I realize it’s all tied to how I grew up. The self-worth is tied to getting praise from other people, appearing successful, appearing like the perfect achieving person. When that’s not how you should define your worth, because once the external stuff starts dropping, you start spiraling down.
It was a good lesson for me to learn to not attach myself to that as much. Because after you learn that this number doesn’t define your worth, it’s so freeing.
So that’s why even after I hit a million, by that point I was a little more detached. A number is a number. I feel less of a slave to the numbers now.
These times alone, whether in Italy, an LA IKEA, or Bali, have been essential to her biggest life changes. Why does she think alone time is so vital to growth, I ask, especially as a creator?
You have to know yourself so well in order to know what you want in life.
What is your intuition telling you?
Because if you are always asking other people for what they think, or you’re talking to other people or if you’re consuming the media too much, those voices can become your own. You can’t tell the difference between what’s you and what’s someone else.
Spending time alone tells you which voice is you.
“Uncertainty scares us.”
Aileen will be the first to share that her love of personal growth and vision boards and meditations and journals doesn’t mean she thinks you can plan everything perfectly.
It might surprise people to know that she’s not much of a planner, and in many ways that’s what makes her workbook so unique.
It’s not about having a perfect plan – it’s about getting to know yourself better in each season of life, so that when things to do go awry (as they often do) you’ll be able to hear your own voice, ask the right questions, and remember your dreams (even when they’re just a distant whisper).
It’s that sense of possibility that still keeps Aileen going, especially in the unknown:
Most people think the unknown is scary.
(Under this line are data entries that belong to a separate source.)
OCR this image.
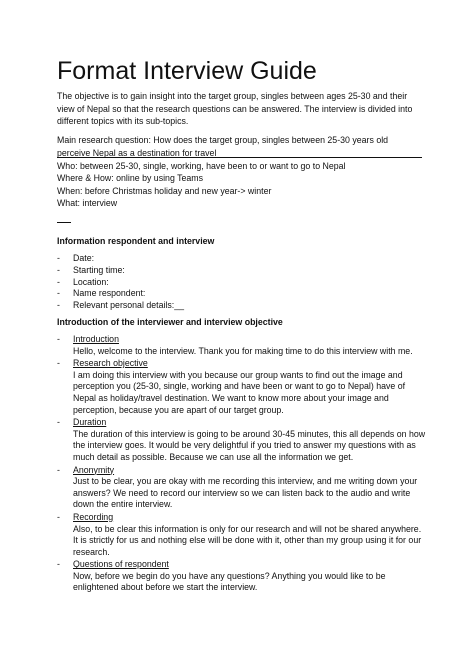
Format Interview Guide
The objective is to gain insight into the target group, singles between ages 25-30 and their view of Nepal so that the research questions can be answered. The interview is divided into different topics with its sub-topics.
Main research question: How does the target group, singles between 25-30 years old perceive Nepal as a destination for travel
Who: between 25-30, single, working, have been to or want to go to Nepal
Where & How: online by using Teams
When: before Christmas holiday and new year-> winter
What: interview
Information respondent and interview
- Date:
- Starting time:
- Location:
- Name respondent:
- Relevant personal details:__
Introduction of the interviewer and interview objective
- Introduction
Hello, welcome to the interview. Thank you for making time to do this interview with me.
- Research objective
I am doing this interview with you because our group wants to find out the image and perception you (25-30, single, working and have been or want to go to Nepal) have of Nepal as holiday/travel destination. We want to know more about your image and perception, because you are apart of our target group.
- Duration
The duration of this interview is going to be around 30-45 minutes, this all depends on how the interview goes. It would be very delightful if you tried to answer my questions with as much detail as possible. Because we can use all the information we get.
- Anonymity
Just to be clear, you are okay with me recording this interview, and me writing down your answers? We need to record our interview so we can listen back to the audio and write down the entire interview.
- Recording
Also, to be clear this information is only for our research and will not be shared anywhere. It is strictly for us and nothing else will be done with it, other than my group using it for our research.
- Questions of respondent
Now, before we begin do you have any questions? Anything you would like to be enlightened about before we start the interview.
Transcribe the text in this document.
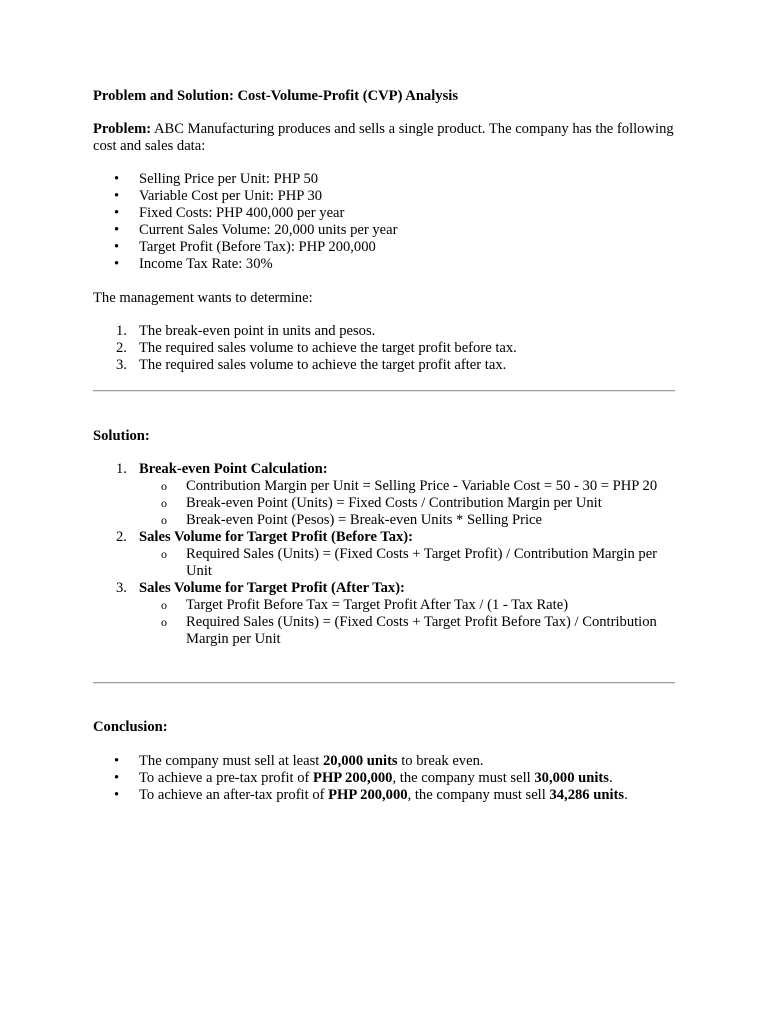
Problem and Solution: Cost-Volume-Profit (CVP) Analysis

Problem: ABC Manufacturing produces and sells a single product. The company has the following cost and sales data:

• Selling Price per Unit: PHP 50
• Variable Cost per Unit: PHP 30
• Fixed Costs: PHP 400,000 per year
• Current Sales Volume: 20,000 units per year
• Target Profit (Before Tax): PHP 200,000
• Income Tax Rate: 30%

The management wants to determine:

1. The break-even point in units and pesos.
2. The required sales volume to achieve the target profit before tax.
3. The required sales volume to achieve the target profit after tax.

Solution:

1. Break-even Point Calculation:
o Contribution Margin per Unit = Selling Price - Variable Cost = 50 - 30 = PHP 20
o Break-even Point (Units) = Fixed Costs / Contribution Margin per Unit
o Break-even Point (Pesos) = Break-even Units * Selling Price
2. Sales Volume for Target Profit (Before Tax):
o Required Sales (Units) = (Fixed Costs + Target Profit) / Contribution Margin per Unit
3. Sales Volume for Target Profit (After Tax):
o Target Profit Before Tax = Target Profit After Tax / (1 - Tax Rate)
o Required Sales (Units) = (Fixed Costs + Target Profit Before Tax) / Contribution Margin per Unit

Conclusion:

• The company must sell at least 20,000 units to break even.
• To achieve a pre-tax profit of PHP 200,000, the company must sell 30,000 units.
• To achieve an after-tax profit of PHP 200,000, the company must sell 34,286 units.
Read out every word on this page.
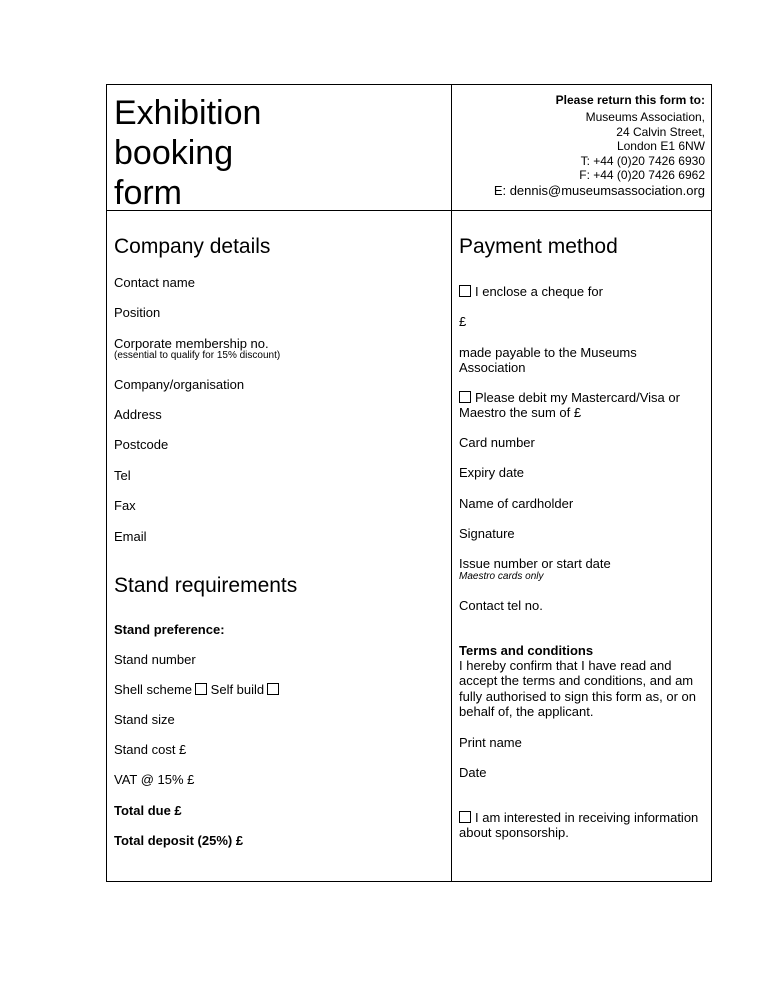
Exhibition
booking
form
Please return this form to:
Museums Association,
24 Calvin Street,
London E1 6NW
T: +44 (0)20 7426 6930
F: +44 (0)20 7426 6962
E: dennis@museumsassociation.org
Company details
Contact name
Position
Corporate membership no.
(essential to qualify for 15% discount)
Company/organisation
Address
Postcode
Tel
Fax
Email
Stand requirements
Stand preference:
Stand number
Shell scheme Self build
Stand size
Stand cost £
VAT @ 15% £
Total due £
Total deposit (25%) £
Payment method
I enclose a cheque for
£
made payable to the Museums
Association
Please debit my Mastercard/Visa or
Maestro the sum of £
Card number
Expiry date
Name of cardholder
Signature
Issue number or start date
Maestro cards only
Contact tel no.
Terms and conditions
I hereby confirm that I have read and
accept the terms and conditions, and am
fully authorised to sign this form as, or on
behalf of, the applicant.
Print name
Date
I am interested in receiving information
about sponsorship.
Sometimes it is. But I want to challenge people to see it as exciting instead.
Because no matter what happens, no matter how bad it is, if something horrible happens tomorrow, it’s still going to make for a very interesting story.
If your life is vanilla every single day, it’s not that interesting. Who wants to watch that movie?
I think seeing life as a movie helps me be okay with the ups and downs and feeling lost. If you’re going through a terrible time, yes, it sucks. The emotions are still going to be there, but it gives you appreciation for the wide range of life.
Before Lavendaire, I was lost. I was frustrated and figuring it out. But I also found myself with so many random fun opportunities. Because when you have so much space, you say yes to more things.
Life looks more interesting and exciting when you don’t have things figured out, because of the element of surprise and uncertainty.
Uncertainty scares us. We hate uncertainty and unpredictability, but it’s in the surprise and the unknown that the most rewarding, exciting, unexpected things happen.
If you’re feeling lost, that is such a blessing because you have so much space; your opportunities are endless. You’re still living life, and you don’t know what’s going to happen tomorrow.